For the time being, I’ve chosen to exercise extreme caution and discretion when sourcing decorating products for my company in China.
Silk textiles produced there, (even though most silk worms make it their home) tend to lack depth of colour and luster and stubbornly refuse to drape. This as it turns out is due to the crucial step of twisting the yarns properly, that has been left out of the manufacturing process. Also, from my experience, an average weight of 120 to 140 grams per running meter in silk fabric, is crucial for the best results in drapery. Most silks from the orient however, weigh in at around 50-60 grams… perfect for wrapping gifts, but a poor choice for decorating. Silk woven in India, France and Italy on the other hand, have double the weight, drape and gather like a waterfall, and shimmer beautifully because time tested traditions are respected there, and shortcuts are frowned upon.

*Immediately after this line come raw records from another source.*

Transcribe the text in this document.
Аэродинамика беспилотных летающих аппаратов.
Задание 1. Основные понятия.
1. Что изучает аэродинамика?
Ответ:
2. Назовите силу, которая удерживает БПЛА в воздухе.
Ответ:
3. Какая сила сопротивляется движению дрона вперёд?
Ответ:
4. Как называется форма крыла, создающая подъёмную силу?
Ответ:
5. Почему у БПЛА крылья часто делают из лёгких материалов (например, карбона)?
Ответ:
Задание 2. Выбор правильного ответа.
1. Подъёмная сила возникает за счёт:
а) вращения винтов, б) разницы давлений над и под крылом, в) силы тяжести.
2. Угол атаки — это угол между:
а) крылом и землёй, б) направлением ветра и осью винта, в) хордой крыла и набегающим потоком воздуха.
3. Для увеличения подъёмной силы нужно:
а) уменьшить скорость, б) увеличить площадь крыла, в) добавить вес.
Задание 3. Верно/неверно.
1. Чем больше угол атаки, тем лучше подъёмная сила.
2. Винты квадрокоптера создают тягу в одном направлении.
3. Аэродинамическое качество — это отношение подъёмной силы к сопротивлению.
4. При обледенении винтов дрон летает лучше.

As to the Chinese made furniture that seems to be every where these days, it turns to be the perfect product to hide all sorts of sins of omission: frames are no longer constructed of hardwoods,, doweling and corner blocking are skipped over in favour of staples, webbing and coiling is completely absent and on and on. In fact, the wood substitute being used, is poetically referred to in glossy online brochures as ‘Parawood’, which is code for bits of chips of wood like product that have been pressed into a solid form, then encased in a wood veneer. The trouble is, once the veneer is damaged from everyday use, it is impossible to repair. Add the fact that once natural moisture from humidity enters in to the equation, then you have a the perfect recipe for tomorrow’s garage sale finds.
Producing properly constructed furniture locally for my clients, allows me sleep at night. Having them witness the entire manufacturing process from the plank of Canadian maple hardwood to the glorious finished product, helps them sleep at night too.